Arrhenius constitutive model and dynamic recrystallization behavior of 18CrNiMo7-6 steel

Abstract

In order to analyze the thermal deformation and dynamic recrystallization behavior of 18CrNiMo7-6 steel, the isothermal compression tests are carried out on Gleeble-3500 thermal simulator machine at deformation temperatures 973.15 K–1273.15 K with strain rates 0.001 s−1–1 s−1. Based on the true stress σ0.3, the Arrhenius constitutive models are constructed by using characterization parameters and physical base parameters, and the determination coefficients between the predicted values of the two models and the measured values are 0.98378 and 0.97613, respectively. The constitutive models of characterization parameters and physical base parameters considering strain effect are also constructed, and a comparative analysis is made. The results show that the predicted values of the characterization parameters constitutive model is closer to the measured values in the low strain region. After reaching the peak strain, the predicted values of the two constitutive models are close to the measured values, and both have high prediction accuracy. The dynamic recrystallization models are established to characterize the recrystallization behavior.

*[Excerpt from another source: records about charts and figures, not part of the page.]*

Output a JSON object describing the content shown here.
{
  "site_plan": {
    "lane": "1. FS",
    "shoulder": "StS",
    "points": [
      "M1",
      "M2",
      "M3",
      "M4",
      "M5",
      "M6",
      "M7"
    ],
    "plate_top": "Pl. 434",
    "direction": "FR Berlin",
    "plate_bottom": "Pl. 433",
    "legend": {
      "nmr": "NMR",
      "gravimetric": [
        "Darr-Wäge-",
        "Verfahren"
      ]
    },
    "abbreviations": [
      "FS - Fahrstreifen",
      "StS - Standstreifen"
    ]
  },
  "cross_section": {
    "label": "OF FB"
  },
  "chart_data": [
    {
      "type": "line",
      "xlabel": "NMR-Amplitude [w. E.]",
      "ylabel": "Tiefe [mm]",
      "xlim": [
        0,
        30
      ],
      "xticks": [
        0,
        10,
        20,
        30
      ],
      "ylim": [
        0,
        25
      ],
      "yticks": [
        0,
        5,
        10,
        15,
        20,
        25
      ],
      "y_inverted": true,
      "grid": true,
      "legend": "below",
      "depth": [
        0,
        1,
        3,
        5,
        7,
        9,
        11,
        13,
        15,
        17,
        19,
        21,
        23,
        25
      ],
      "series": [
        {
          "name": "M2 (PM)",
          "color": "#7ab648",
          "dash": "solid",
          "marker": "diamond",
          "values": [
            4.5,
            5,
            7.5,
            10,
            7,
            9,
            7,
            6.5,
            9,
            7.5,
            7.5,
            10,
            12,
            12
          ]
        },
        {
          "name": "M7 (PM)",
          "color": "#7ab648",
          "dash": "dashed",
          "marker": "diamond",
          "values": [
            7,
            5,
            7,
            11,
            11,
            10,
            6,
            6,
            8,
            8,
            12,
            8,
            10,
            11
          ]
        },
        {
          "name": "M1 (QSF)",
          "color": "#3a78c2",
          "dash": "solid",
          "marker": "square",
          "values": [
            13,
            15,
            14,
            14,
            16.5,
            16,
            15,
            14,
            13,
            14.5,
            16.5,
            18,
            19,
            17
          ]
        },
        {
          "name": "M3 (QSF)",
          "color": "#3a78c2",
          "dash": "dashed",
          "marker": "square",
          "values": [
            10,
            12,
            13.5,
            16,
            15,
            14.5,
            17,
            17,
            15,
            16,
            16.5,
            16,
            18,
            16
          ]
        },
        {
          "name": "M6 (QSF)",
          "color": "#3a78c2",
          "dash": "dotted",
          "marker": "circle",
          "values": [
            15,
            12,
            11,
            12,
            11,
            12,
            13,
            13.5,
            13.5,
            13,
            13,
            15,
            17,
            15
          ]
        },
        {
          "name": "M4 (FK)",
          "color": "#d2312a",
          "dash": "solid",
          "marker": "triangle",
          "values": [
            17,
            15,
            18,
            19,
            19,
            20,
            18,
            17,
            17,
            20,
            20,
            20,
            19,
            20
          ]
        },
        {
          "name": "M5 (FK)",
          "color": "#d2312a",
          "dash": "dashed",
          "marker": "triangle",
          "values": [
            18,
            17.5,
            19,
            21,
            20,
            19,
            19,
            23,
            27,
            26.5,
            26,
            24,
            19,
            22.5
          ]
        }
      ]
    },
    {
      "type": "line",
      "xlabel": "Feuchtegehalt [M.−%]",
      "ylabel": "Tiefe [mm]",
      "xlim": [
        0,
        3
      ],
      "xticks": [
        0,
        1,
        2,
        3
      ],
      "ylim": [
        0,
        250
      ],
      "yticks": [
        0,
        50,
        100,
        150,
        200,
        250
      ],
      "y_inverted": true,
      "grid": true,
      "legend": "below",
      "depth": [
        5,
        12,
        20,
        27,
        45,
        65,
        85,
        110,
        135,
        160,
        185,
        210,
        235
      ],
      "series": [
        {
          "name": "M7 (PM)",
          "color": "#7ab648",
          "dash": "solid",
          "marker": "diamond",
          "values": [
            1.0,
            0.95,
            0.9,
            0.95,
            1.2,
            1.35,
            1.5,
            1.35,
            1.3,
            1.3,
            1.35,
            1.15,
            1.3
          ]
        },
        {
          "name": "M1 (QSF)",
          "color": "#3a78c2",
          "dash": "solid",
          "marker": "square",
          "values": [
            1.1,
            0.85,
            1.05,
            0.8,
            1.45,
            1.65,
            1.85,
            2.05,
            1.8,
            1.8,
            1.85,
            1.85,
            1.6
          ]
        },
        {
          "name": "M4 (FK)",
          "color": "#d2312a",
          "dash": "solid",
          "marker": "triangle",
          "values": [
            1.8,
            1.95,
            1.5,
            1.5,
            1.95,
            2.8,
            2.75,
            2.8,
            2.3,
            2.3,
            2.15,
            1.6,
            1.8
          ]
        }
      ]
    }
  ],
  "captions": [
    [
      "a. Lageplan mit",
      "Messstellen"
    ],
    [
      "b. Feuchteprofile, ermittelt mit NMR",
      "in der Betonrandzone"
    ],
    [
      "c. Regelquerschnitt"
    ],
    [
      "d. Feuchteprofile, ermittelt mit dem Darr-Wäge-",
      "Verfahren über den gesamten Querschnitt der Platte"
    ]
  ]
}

The recrystallization activation energy of 18CrNiMo7-6 steel is 169.6793 kJ mol−1, the ratio of critical strain to peak strain is about 0.47074, and the ratio of critical stress to peak stress is about 0.94059. The activation energy of 50% dynamic recrystallization is 29.9844 kJ mol−1. The dynamic recrystallized grain size increases with increasing deformation temperature or decreasing strain rate, and the activation energy of grain growth is −49.9237 kJ mol−1.